The shoe that carried it best was the R698. It was one of the first silhouettes built around Trinomic, it shared tooling with the laceless Disc Blaze, and it turned out to be the rare piece of early-1990s performance tech that also happened to be beautiful. Low, fast-looking, technical without being loud, the R698 was the kind of runner you could put real miles on and still want to wear off the track. It aged into a quiet classic, the shoe PUMA heads point to when they want to prove the brand belonged in the same conversation as the giants.

And that is the part worth sitting with. Trinomic was not a marketing idea dressed up as engineering. It was engineering, a real solution to a real problem, with a logic borrowed from the natural world and a look that nothing else on the wall could match. By any honest accounting it deserved to be a household name on the level of Air or Gel. It never quite got there. It did not lose because it was worse. It lost the way a lot of PUMA’s best work loses, on altitude, on noise, on the cultural gravity that a brand either has at a given moment or does not.
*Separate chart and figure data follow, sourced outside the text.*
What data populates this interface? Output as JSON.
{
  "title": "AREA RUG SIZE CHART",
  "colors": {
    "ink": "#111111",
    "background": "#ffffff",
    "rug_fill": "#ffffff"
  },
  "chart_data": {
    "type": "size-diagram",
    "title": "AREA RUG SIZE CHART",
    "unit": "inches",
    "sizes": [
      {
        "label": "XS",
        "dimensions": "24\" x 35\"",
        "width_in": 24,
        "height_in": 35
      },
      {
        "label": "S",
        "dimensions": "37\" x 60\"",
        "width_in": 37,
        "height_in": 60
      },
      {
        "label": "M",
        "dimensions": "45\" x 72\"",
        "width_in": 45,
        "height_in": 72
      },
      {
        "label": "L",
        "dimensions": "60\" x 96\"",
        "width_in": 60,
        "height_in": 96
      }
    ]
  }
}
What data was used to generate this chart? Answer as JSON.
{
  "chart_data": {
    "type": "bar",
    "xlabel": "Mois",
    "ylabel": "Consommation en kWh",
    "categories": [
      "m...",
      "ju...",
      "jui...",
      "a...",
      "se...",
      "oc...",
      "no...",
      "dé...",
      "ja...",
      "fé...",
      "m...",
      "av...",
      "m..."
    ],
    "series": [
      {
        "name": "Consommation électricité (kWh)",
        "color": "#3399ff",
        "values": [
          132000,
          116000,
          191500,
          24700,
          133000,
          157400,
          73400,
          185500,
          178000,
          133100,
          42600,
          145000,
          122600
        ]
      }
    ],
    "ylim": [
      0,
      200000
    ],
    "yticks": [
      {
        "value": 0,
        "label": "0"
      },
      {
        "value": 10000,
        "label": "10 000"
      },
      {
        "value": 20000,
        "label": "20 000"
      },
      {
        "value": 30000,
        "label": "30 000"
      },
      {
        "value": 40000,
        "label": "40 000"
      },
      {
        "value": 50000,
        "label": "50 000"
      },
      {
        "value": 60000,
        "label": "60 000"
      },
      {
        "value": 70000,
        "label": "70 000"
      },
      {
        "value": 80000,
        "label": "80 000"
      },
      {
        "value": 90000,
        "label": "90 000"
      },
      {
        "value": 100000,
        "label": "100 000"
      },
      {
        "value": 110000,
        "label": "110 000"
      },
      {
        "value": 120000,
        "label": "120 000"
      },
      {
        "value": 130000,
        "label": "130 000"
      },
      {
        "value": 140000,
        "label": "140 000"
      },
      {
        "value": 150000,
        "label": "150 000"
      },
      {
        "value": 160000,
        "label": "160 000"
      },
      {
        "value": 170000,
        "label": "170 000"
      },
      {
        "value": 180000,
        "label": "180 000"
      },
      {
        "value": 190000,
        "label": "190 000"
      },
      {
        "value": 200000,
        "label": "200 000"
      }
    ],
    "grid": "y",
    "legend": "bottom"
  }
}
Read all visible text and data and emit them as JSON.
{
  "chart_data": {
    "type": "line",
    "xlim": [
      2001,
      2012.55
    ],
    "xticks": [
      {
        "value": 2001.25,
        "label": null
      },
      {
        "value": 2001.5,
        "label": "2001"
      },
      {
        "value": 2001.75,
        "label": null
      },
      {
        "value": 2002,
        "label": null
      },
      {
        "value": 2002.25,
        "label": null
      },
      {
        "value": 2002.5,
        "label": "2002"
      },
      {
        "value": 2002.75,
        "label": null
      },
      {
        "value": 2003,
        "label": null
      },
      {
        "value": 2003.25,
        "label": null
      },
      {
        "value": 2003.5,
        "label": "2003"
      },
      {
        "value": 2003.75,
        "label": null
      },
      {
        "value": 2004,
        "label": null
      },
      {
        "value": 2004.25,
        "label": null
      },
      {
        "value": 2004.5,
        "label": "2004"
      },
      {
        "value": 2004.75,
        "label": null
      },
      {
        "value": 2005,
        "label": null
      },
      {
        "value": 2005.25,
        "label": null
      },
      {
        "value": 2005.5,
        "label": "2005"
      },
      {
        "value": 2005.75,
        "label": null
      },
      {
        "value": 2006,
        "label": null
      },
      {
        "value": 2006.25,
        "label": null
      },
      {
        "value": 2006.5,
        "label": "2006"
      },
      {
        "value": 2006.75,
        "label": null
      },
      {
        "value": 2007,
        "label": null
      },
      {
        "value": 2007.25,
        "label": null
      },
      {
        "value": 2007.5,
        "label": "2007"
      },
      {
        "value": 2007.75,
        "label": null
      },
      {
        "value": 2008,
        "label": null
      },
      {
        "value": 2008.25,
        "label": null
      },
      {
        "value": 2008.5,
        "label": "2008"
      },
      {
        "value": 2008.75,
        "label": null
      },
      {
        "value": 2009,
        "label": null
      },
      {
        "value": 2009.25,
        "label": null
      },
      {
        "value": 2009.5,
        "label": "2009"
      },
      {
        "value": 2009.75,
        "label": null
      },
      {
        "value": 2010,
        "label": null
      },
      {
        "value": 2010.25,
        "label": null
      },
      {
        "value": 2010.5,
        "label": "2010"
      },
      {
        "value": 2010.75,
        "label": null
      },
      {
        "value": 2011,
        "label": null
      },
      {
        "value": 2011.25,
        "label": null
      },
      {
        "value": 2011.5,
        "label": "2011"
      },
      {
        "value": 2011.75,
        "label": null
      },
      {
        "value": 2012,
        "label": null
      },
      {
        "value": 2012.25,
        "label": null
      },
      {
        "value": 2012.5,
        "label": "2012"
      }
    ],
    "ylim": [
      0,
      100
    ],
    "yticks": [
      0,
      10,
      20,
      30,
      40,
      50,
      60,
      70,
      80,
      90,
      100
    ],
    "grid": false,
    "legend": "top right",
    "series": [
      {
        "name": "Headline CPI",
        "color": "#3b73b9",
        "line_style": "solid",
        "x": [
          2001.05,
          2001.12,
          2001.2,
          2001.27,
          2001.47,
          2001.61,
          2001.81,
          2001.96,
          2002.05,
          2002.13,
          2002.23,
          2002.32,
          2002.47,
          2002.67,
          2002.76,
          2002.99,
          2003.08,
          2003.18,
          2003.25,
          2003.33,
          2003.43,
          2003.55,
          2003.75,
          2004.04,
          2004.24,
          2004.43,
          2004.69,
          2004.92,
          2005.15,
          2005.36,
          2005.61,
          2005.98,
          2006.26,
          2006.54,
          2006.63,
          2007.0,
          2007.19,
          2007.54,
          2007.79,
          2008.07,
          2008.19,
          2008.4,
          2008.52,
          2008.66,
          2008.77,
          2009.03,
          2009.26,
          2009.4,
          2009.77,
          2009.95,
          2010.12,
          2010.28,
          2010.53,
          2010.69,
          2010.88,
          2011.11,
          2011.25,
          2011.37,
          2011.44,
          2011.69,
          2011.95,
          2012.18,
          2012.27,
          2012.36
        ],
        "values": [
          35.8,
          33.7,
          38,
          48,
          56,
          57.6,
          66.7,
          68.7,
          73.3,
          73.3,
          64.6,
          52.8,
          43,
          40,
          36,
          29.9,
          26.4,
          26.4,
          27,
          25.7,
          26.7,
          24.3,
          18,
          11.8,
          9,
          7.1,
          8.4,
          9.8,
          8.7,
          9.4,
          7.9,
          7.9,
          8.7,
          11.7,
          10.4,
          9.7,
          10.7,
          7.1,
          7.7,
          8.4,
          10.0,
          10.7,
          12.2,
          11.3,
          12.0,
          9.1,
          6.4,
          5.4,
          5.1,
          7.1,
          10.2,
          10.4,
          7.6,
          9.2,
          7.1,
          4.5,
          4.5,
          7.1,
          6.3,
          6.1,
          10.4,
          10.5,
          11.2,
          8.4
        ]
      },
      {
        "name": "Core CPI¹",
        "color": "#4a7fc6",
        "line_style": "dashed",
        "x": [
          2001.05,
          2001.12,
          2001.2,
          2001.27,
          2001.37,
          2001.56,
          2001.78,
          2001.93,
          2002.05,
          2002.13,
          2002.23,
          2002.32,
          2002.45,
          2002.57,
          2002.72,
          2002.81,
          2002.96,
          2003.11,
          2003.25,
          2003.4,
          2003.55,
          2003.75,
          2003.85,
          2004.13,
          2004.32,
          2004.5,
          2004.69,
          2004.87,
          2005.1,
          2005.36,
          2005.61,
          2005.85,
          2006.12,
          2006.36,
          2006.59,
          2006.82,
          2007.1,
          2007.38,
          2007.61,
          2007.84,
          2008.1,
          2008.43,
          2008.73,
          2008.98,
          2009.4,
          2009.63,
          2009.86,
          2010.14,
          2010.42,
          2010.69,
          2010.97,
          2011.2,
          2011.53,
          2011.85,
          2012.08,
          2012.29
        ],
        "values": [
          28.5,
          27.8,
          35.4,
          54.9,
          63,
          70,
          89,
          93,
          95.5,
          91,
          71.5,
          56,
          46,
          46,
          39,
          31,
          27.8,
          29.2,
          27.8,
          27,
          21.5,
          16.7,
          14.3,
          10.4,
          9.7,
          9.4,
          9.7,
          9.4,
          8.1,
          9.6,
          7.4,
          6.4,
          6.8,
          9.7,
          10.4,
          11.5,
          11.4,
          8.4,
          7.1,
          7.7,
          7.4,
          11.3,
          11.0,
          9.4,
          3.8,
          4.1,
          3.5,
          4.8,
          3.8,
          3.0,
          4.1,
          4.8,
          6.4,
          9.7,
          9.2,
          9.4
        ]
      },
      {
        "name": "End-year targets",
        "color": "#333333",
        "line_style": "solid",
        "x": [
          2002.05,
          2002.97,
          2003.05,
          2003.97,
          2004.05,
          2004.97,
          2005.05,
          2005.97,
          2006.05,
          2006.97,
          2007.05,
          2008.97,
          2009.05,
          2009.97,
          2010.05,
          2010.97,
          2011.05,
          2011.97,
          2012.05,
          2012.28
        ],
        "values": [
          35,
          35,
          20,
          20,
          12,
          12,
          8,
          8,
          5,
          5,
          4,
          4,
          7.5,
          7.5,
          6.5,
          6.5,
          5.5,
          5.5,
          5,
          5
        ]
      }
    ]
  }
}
The R698 is the receipt that says the technology was worth more than the market gave it. Pick one up now and the thing still feels considered, still rides well, still looks like a confident answer to a question the whole industry was asking at the same time. In a decade that turned cushioning into theater, PUMA’s contribution was something quieter and, frankly, more honest, real engineering that happened to be gorgeous. The R698 is where you can still see it, and it is a better shoe than its reputation, which is usually a sign you are holding something that was simply ahead of the credit it got.